The company also noted that this action would also result in ever increasing debt to EBITDA levels, something which has also not been the case.

Unfortunately, IDRs payments are a fact of life for most MLPs as they are often written directly into the partnership agreement. However, there are solutions to this problem. Investors may choose to invest in both the GP and MLP and hence directly benefit from the IDR payments. In addition, some MLPs, such as Enterprise Products Partners (NYSE:EPD) have actually bought out their GPs, though often at quite a high premium.

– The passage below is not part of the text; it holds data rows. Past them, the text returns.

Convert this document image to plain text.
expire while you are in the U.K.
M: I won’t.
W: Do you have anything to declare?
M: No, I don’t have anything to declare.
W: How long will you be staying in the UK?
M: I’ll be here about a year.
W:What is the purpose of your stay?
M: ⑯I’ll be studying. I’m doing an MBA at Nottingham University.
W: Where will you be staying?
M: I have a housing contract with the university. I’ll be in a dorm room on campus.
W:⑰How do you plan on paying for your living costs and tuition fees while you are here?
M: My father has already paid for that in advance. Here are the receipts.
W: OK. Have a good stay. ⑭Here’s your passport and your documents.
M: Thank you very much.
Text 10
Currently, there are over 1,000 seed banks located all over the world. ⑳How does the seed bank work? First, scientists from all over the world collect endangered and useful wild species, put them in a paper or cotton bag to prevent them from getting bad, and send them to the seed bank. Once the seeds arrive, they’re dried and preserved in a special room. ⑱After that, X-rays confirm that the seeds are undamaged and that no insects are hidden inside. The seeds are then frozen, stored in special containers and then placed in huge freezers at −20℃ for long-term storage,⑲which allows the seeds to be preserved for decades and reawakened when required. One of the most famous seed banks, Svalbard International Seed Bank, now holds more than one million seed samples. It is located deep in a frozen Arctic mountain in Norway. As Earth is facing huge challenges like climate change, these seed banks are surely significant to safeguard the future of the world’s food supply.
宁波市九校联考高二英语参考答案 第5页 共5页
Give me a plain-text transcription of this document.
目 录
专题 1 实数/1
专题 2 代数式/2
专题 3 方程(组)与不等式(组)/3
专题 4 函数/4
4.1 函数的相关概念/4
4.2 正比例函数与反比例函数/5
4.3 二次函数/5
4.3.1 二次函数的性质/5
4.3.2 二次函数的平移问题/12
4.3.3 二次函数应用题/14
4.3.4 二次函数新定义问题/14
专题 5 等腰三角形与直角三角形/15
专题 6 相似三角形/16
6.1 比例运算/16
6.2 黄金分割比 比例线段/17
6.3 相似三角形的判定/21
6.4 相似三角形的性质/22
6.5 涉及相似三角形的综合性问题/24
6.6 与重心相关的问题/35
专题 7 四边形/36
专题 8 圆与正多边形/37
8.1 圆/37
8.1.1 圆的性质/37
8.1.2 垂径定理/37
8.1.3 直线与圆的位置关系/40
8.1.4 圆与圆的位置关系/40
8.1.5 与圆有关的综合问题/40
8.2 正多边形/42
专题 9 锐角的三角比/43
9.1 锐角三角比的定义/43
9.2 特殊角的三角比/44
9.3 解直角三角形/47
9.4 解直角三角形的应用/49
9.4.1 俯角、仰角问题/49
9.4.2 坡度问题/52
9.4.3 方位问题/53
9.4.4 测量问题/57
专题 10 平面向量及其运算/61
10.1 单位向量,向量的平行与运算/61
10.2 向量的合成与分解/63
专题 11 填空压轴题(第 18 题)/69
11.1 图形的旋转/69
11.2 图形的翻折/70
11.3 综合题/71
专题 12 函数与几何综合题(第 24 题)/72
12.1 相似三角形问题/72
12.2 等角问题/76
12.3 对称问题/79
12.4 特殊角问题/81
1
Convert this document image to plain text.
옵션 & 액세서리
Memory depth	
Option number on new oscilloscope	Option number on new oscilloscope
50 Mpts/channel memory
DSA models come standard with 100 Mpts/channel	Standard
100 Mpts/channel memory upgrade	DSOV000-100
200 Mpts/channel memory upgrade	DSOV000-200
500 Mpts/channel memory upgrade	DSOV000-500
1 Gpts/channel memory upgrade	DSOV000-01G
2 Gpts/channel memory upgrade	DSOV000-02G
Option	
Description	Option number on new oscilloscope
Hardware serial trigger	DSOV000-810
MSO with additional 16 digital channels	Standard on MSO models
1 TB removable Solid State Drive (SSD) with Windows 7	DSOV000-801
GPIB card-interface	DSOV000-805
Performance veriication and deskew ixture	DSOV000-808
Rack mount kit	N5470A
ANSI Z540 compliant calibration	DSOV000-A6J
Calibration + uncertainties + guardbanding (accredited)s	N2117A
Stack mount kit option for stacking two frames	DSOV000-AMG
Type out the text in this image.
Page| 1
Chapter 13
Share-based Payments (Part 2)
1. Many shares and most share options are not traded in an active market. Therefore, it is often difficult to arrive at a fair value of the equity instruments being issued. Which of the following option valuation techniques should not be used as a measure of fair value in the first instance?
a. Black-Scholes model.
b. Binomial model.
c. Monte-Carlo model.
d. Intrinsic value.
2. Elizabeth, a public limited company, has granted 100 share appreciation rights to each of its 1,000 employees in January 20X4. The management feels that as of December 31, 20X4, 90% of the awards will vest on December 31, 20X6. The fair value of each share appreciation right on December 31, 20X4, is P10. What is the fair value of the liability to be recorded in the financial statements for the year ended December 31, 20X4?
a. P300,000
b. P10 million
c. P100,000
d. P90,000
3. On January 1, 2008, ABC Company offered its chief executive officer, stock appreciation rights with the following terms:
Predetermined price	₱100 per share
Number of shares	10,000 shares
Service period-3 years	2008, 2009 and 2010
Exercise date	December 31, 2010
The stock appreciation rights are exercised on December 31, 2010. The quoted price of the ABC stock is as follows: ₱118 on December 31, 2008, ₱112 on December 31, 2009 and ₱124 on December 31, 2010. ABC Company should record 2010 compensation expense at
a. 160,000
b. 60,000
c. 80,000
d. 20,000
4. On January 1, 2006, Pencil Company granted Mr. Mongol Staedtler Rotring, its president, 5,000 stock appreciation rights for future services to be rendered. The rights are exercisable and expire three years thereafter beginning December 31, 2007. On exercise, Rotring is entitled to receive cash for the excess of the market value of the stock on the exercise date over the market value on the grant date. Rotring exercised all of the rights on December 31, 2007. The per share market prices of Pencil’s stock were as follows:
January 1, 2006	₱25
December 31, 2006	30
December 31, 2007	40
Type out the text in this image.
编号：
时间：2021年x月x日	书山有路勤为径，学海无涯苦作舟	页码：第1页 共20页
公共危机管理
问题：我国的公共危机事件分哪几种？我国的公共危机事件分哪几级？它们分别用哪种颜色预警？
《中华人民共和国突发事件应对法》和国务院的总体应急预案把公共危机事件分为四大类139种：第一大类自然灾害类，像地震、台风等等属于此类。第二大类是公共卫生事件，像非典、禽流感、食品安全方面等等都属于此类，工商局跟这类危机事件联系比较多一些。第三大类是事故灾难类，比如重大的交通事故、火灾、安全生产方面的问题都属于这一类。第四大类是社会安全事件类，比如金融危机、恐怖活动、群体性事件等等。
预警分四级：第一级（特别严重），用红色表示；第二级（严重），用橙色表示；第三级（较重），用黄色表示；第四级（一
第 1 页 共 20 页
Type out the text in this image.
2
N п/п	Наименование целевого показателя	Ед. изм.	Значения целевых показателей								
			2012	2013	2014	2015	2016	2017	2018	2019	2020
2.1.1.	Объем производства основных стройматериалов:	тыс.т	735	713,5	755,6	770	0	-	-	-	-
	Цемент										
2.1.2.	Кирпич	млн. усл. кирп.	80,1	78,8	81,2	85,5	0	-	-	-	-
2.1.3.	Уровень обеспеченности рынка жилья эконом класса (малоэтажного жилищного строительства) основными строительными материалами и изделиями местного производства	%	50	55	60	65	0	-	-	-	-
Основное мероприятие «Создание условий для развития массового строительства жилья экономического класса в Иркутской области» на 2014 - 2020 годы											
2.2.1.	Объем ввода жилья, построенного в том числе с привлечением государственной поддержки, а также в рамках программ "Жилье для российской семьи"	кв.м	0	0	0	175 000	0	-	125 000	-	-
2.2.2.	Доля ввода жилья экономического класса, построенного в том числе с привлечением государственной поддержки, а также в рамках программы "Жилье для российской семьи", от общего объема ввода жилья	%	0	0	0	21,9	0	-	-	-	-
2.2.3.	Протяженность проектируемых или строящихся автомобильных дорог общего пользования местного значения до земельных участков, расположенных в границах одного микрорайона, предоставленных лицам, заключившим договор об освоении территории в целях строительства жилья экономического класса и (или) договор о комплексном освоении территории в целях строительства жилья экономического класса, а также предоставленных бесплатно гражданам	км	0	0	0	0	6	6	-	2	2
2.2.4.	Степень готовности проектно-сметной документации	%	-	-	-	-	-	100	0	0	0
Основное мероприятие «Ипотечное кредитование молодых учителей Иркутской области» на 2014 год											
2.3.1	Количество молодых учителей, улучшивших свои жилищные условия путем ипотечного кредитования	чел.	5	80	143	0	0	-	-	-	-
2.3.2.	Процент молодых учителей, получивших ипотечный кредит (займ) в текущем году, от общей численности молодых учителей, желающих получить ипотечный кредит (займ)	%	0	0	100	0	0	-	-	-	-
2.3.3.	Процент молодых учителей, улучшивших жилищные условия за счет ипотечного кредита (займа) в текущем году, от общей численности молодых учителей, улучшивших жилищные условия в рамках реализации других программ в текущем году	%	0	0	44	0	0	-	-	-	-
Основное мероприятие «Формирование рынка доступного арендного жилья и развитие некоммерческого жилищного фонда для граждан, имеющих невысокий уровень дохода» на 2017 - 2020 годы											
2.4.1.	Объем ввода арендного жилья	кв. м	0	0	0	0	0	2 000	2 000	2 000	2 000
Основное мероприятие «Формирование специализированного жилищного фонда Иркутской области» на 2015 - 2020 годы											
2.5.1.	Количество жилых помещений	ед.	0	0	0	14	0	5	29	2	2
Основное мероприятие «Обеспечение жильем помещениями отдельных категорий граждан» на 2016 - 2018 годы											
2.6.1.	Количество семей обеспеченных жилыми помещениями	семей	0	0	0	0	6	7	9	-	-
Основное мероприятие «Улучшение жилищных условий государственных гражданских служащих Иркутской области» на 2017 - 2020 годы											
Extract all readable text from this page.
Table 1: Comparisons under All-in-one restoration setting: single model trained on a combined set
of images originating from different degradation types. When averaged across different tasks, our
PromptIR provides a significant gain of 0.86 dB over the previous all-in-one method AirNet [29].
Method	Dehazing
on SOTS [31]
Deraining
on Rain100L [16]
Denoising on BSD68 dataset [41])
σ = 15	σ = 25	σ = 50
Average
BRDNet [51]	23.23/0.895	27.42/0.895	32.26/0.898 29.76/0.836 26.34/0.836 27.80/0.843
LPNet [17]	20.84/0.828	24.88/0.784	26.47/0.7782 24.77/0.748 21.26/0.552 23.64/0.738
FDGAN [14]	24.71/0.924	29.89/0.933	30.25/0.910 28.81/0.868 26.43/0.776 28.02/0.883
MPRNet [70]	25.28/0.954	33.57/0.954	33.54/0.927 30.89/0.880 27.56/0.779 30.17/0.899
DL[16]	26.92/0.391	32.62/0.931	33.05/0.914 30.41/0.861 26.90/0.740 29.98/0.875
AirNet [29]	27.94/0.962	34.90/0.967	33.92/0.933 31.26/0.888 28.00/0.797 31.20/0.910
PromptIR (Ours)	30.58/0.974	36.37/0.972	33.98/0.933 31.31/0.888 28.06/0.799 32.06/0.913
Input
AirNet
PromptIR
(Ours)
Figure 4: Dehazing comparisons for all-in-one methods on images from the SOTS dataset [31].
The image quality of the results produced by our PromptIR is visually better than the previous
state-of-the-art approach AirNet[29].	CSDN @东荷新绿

Obviously, a critical argument for this lawsuit would be if Kinder Morgan Inc's stock were surging while units of Kinder Morgan Energy Partners were lagging. However, this really has not been the case, with Kinder Morgan Inc actually underperforming the MLP over the past twelve months.

Indeed, since its 1996 IPO, Kinder Morgan Energy Partners has posted an incredible CATR of 23% when reinvesting distributions, trouncing both the benchmark Alerian MLP index and the broader S&P 500.

Conclusion

Overall, I think this lawsuit may be a bit short-sighted. Yes Kinder Morgan Energy Partners has underperformed this year. However, this performance was likely more a result of a shift in market sentiment towards higher risk investments and away from safe stocks such as midstream MLPs.

Kinder Morgan Energy Partners is clearly a stock worth owning for both current income and modest annual growth. For 2014 alone, the company expects to grow its distribution 5% to $5.58 per unit. How many stocks with a nearly 7% yield can claim the same?

Disclaimer: The opinions in this article are for informational purposes only and should not be construed as a recommendation to buy or sell the stocks mentioned. Please do your own due diligence before making any investment decision.

Disclosure: I am long KMI. I wrote this article myself, and it expresses my own opinions. I am not receiving compensation for it (other than from Seeking Alpha). I have no business relationship with any company whose stock is mentioned in this article.